The loop vectoriser is sandwiched between two loopunroll invocations in the optimisation pipeline and this removes the first one. The motivation is that (fully) unrolling loops early removes opportunities for the loop vectoriser. This is often the case for loops with constant loop bounds and relatively small iteration counts for which vectorisation is still very much profitable. After fully unrolling these sort of loops, the SLP vectoriser is not always able to compensate for this, or is not (yet) as effective as the loop vectoriser. Therefore, first performing loop vectorisation, unrolling, SLP vectorisation seems a better approach.
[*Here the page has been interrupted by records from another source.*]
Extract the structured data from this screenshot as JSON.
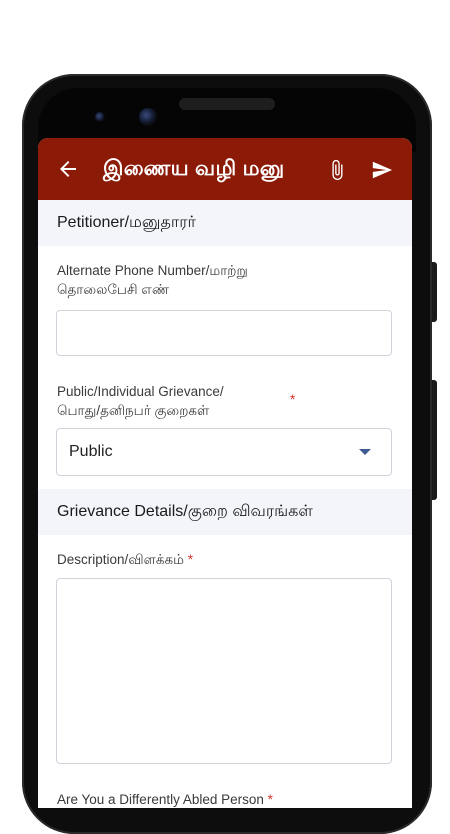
{
  "app_bar": {
    "title": "இணைய வழி மனு",
    "back_icon": "arrow-left-icon",
    "attach_icon": "paperclip-icon",
    "send_icon": "send-icon",
    "color": "#8b1a06"
  },
  "sections": {
    "petitioner": "Petitioner/மனுதாரர்",
    "grievance_details": "Grievance Details/குறை விவரங்கள்"
  },
  "fields": {
    "alt_phone": {
      "label_line1": "Alternate Phone Number/மாற்று",
      "label_line2": "தொலைபேசி எண்",
      "value": ""
    },
    "grievance_type": {
      "label_line1": "Public/Individual Grievance/",
      "label_line2": "பொது/தனிநபர் குறைகள்",
      "required_mark": "*",
      "selected": "Public"
    },
    "description": {
      "label": "Description/விளக்கம்",
      "required_mark": "*",
      "value": ""
    },
    "differently_abled": {
      "label": "Are You a Differently Abled Person",
      "required_mark": "*"
    }
  }
}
There are a quite a few of these cases in x264 in SPEC, like this one which GCC loop vectorises and we don't which is the reason why we are behind quite a lot:
for( int i = 0; i < 16; i++ ) if ((dct[i]) > 0 ) dct[i] = (bias[i] + (dct[i])) * (mf[i]) >> 16; else dct[i] = - ((bias[i] - (dct[i])) * (mf[i]) >> 16);
But this is also a bit of an old problem, and at least the following PRs are related: PR47178, PR47726, PR47554, PR47436, PR31572, PR47553, PR47491.
Some first performance numbers with patch, where + is a performance improvement and - is a regression:
AArch64 (neoverse-n1) 500.perlbench_r +0.34% 502.gcc_r i -0.28% 505.mcf_r -0.60% 520.omnetpp_r +0.585 523.xalancbmk_r +1.68% 525.x264_r +1.33% 531.deepsjeng_r +0.29% 541.leela_r -0.54% 557.xz_r 0.00%
And for some embedded benchmarks:
Thumb2 (Cortex-M55) benchmark1 -0.21% benchmark2 +0.06% DSP +0.02%
These numbers show and improvement where I would like to see it: x264. The uplift in xalancbmk is nice too, but I haven't analysed that one yet. The other numbers are show a little bit of up and down behaviour, but only very small, and overall cancelling out each other. I think these are really encouraging results, because it suggests we get the results where we want without any fallout. This picture was confirmed on a set of embedded benchmarks.
I am not really a fan of the llvm test suite as a performance benchmark (noisy), but will get some numbers for that too. And while I do that, and fix up a few llvm regression test cases (the ones that check optimisation pipeline order), I already wanted to share this to get some opinions on this.